If the Phillies sign Machado, Klentak will need to sort out Kingery, Crawford, Franco and Cesar Hernandez, the last of whom has two years of club control remaining. Some of that controllable talent could be used to deal for the Mariners' Jean Segura and Edwin Diaz, at least if Seattle is willing to move the latter. Alternatively, the infield surplus could help the Phillies match up with the Indians in a deal for Corey Kluber or onetime Phillies prospect Carlos Carrasco, and if that doesn't come to pass, expect the team to dip into the pool for free-agent starters, with Corbin the top target.
John Mozeliak, St. Louis Cardinals (88-74, third in NL Central)
The other four teams represented here are coming off two or three straight losing seasons. Not so for Mozeliak's Cardinals, who have averaged 86 wins the past three years but missed the playoffs in each, their longest postseason drought since 1997-1999. What's more, the Cardinals are coming off a season that included two high-profile personnel fiascoes -- one involving Dexter Fowler and the other Jordan Hicks and Bud Norris -- and the team's first in-season managerial change since 1995. This isn't how it's generally done in St. Louis, where the bar for competitive baseball is higher than just about anywhere else.
Mozeliak, who was promoted from general manager and senior vice president to president of baseball operations in June 2017 (with Mike Girsch taking over as GM), must show that he made the right call by retaining interim manager Mike Shildt instead of conducting a full managerial search for Mike Matheny's successor. Mozeliak doesn't have to do anything drastic to the roster, though the team has been linked to Harper, about whom owner Bill DeWitt III said, "It's about [considering] putting all our eggs in one basket. We have the payroll room."
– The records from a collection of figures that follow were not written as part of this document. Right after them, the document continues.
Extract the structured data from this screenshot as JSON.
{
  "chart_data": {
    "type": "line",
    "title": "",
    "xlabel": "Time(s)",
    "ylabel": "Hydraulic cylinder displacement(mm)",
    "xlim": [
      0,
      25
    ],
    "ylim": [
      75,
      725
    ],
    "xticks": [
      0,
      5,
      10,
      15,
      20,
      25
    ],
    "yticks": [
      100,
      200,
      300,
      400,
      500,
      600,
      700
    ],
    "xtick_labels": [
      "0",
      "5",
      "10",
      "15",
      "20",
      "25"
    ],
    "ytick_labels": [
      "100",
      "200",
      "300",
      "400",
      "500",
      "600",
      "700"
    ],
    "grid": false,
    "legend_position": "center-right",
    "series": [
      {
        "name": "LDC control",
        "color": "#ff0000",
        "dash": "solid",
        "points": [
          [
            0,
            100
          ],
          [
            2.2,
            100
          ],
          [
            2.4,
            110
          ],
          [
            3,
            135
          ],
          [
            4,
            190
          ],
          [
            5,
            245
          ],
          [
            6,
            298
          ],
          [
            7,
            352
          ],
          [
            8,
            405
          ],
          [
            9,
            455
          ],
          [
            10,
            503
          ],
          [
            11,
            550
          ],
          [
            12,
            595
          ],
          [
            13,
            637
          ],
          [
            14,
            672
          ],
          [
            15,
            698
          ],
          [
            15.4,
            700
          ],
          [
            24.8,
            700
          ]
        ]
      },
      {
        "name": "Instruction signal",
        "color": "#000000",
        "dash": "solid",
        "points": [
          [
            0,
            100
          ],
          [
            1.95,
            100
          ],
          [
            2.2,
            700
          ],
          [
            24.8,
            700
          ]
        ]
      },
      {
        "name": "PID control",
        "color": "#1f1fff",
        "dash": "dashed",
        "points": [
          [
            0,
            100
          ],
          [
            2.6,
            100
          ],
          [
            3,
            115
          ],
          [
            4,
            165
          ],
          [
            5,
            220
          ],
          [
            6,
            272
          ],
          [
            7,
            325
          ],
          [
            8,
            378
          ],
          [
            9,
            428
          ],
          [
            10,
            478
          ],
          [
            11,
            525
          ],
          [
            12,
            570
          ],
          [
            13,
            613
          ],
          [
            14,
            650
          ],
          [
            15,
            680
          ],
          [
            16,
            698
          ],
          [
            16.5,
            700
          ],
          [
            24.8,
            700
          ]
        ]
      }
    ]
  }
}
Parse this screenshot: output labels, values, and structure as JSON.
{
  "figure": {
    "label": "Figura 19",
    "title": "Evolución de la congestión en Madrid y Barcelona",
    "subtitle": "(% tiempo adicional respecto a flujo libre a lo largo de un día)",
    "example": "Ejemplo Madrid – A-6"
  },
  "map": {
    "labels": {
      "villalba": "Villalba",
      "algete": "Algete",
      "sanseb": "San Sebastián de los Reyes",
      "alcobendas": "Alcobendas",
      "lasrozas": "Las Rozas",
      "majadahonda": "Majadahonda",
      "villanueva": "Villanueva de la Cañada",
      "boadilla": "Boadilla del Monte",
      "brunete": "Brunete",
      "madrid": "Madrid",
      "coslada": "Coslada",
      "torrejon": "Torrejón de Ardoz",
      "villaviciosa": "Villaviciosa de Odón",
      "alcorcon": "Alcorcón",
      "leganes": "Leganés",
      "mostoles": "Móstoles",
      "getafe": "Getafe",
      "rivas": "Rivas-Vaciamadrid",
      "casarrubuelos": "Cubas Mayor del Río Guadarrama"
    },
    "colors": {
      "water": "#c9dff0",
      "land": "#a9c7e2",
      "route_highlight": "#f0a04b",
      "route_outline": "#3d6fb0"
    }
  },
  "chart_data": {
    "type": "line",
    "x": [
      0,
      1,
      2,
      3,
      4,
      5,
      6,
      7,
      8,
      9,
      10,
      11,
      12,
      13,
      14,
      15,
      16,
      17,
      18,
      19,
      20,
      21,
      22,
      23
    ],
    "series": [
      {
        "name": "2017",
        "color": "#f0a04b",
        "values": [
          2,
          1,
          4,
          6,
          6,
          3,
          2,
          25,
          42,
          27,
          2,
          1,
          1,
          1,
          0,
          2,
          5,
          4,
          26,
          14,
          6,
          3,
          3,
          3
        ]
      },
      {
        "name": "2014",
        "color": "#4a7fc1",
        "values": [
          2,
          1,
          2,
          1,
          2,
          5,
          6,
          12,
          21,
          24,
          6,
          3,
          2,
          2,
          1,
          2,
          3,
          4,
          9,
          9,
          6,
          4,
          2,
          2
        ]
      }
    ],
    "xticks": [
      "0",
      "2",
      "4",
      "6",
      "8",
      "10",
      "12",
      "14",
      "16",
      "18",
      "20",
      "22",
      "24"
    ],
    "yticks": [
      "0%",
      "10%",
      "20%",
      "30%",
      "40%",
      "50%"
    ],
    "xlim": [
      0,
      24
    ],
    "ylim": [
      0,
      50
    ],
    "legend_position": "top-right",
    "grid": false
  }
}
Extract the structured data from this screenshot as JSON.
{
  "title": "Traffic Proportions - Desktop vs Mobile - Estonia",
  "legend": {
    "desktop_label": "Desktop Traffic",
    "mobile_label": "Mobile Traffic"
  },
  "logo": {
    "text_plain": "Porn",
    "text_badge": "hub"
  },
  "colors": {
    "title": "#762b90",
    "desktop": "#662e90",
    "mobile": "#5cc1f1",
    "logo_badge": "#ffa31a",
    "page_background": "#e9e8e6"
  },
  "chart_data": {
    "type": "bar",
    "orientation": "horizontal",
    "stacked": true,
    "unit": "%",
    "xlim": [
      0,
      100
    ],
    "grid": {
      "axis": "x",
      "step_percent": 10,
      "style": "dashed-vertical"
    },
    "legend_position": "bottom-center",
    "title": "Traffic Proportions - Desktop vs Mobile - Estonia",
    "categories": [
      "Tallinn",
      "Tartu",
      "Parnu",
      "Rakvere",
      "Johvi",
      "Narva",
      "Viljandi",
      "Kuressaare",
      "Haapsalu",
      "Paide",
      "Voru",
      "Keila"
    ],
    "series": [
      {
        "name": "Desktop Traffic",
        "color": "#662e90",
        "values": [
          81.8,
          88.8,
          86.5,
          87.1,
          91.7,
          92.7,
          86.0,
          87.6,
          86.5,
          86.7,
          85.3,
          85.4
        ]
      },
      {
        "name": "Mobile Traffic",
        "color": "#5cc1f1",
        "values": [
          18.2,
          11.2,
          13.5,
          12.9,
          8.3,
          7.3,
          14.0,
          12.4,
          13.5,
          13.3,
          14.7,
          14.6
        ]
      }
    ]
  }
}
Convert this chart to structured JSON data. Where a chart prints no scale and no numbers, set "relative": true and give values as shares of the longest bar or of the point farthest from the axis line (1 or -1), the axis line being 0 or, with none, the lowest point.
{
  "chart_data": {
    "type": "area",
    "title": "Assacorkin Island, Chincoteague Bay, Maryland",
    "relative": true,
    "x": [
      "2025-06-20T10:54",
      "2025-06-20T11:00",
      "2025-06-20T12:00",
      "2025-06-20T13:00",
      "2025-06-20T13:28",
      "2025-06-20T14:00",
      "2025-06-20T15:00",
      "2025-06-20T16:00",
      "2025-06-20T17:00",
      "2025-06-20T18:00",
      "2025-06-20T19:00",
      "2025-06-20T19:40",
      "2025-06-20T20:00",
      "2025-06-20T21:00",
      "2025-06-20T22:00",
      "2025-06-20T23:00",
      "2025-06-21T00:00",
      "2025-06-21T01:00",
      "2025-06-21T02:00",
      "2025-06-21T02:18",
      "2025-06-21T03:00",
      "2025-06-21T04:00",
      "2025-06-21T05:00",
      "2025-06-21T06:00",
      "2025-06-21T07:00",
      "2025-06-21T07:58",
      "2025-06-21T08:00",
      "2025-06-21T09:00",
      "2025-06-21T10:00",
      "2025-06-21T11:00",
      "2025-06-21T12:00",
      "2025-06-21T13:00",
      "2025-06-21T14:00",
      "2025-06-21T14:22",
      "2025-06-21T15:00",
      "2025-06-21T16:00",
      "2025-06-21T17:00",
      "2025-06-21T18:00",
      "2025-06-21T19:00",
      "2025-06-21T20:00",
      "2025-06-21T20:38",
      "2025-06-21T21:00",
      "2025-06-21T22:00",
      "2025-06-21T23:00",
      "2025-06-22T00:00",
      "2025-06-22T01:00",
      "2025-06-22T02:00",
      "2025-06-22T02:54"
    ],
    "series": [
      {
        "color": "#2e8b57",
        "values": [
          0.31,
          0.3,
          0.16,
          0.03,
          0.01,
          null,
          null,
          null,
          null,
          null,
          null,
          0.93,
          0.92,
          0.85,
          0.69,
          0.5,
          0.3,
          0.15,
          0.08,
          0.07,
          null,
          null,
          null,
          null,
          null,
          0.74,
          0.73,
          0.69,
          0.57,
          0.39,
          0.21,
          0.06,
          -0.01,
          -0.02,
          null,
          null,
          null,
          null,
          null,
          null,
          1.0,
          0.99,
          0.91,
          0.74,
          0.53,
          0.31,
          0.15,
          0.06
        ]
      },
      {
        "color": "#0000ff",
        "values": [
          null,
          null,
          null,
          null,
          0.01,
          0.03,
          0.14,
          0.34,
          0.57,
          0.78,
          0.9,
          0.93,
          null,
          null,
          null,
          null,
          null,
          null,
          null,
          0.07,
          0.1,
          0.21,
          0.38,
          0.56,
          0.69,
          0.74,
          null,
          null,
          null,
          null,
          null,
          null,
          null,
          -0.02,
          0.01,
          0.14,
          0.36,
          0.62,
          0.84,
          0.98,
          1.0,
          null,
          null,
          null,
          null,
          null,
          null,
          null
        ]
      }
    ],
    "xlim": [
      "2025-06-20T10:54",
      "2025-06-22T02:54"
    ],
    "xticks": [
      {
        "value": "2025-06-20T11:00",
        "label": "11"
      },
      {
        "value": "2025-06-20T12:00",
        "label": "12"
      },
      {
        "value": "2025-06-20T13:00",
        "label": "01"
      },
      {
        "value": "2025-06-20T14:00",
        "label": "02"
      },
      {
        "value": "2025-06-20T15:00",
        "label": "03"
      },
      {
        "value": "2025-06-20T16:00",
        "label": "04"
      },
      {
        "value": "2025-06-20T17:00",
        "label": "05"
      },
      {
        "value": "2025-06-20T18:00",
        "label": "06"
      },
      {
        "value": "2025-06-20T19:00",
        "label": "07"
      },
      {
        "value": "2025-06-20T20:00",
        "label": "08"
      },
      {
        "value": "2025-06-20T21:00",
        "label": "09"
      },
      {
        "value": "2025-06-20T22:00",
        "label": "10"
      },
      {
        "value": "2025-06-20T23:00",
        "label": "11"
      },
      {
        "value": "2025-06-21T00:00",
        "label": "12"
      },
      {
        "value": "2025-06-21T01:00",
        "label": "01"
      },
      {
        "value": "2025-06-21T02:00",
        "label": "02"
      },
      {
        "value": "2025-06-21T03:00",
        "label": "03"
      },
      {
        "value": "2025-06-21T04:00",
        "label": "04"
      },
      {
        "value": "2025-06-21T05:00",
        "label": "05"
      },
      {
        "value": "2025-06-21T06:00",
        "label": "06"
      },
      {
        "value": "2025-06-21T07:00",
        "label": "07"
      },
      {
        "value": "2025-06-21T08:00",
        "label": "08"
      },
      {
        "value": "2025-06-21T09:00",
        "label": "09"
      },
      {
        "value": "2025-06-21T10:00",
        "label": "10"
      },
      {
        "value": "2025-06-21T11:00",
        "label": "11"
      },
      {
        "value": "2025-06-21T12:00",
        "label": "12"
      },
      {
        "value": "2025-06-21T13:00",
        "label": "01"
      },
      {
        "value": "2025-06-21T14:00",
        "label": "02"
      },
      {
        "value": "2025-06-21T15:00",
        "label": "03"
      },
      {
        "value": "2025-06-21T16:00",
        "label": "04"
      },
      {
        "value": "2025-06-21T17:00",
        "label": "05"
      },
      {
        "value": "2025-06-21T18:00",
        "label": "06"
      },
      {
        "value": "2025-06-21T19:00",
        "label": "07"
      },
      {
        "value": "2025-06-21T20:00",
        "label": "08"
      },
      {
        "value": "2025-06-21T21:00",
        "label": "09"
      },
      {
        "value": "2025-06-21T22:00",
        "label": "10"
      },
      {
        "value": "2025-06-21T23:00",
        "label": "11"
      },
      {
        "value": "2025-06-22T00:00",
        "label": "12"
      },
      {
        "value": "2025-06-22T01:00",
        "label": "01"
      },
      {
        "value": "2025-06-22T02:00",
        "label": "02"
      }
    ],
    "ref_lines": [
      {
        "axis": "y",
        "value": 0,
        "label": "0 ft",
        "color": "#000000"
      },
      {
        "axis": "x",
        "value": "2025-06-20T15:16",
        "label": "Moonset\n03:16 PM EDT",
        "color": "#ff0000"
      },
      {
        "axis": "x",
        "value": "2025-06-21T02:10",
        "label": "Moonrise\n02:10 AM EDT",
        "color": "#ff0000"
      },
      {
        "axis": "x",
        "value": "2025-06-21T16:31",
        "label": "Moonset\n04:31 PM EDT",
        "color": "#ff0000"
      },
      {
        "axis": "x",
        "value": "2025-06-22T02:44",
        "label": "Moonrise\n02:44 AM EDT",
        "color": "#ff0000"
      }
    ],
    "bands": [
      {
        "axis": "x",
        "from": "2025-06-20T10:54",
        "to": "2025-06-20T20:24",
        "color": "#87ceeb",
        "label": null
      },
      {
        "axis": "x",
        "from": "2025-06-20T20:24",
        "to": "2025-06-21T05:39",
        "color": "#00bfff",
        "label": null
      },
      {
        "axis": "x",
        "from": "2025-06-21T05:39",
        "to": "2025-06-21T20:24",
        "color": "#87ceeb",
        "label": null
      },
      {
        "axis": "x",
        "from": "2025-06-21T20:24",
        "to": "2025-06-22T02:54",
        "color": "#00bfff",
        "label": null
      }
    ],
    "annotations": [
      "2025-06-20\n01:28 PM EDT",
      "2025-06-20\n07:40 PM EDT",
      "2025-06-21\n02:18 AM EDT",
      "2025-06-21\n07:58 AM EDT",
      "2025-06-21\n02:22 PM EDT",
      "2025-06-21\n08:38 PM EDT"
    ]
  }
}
Given an outfield in which 24-year-old Tyler O'Neill already must contend with the presence of Fowler (who's still owed $49.5 million), Machado might make more sense. Either megadeal would leave the team with desirable, controllable players to trade for other needs -- two from among the group of Jedd Gyorko, Paul DeJong, Kolten Wong and Jose Martinez, depending on where Machado and Matt Carpenter are situated. Beyond that, the bullpen is a glaring need, and the rotation could use some insurance after Carlos Martinez and Michael Wacha combined for just 33 starts in 2018 due to injuries.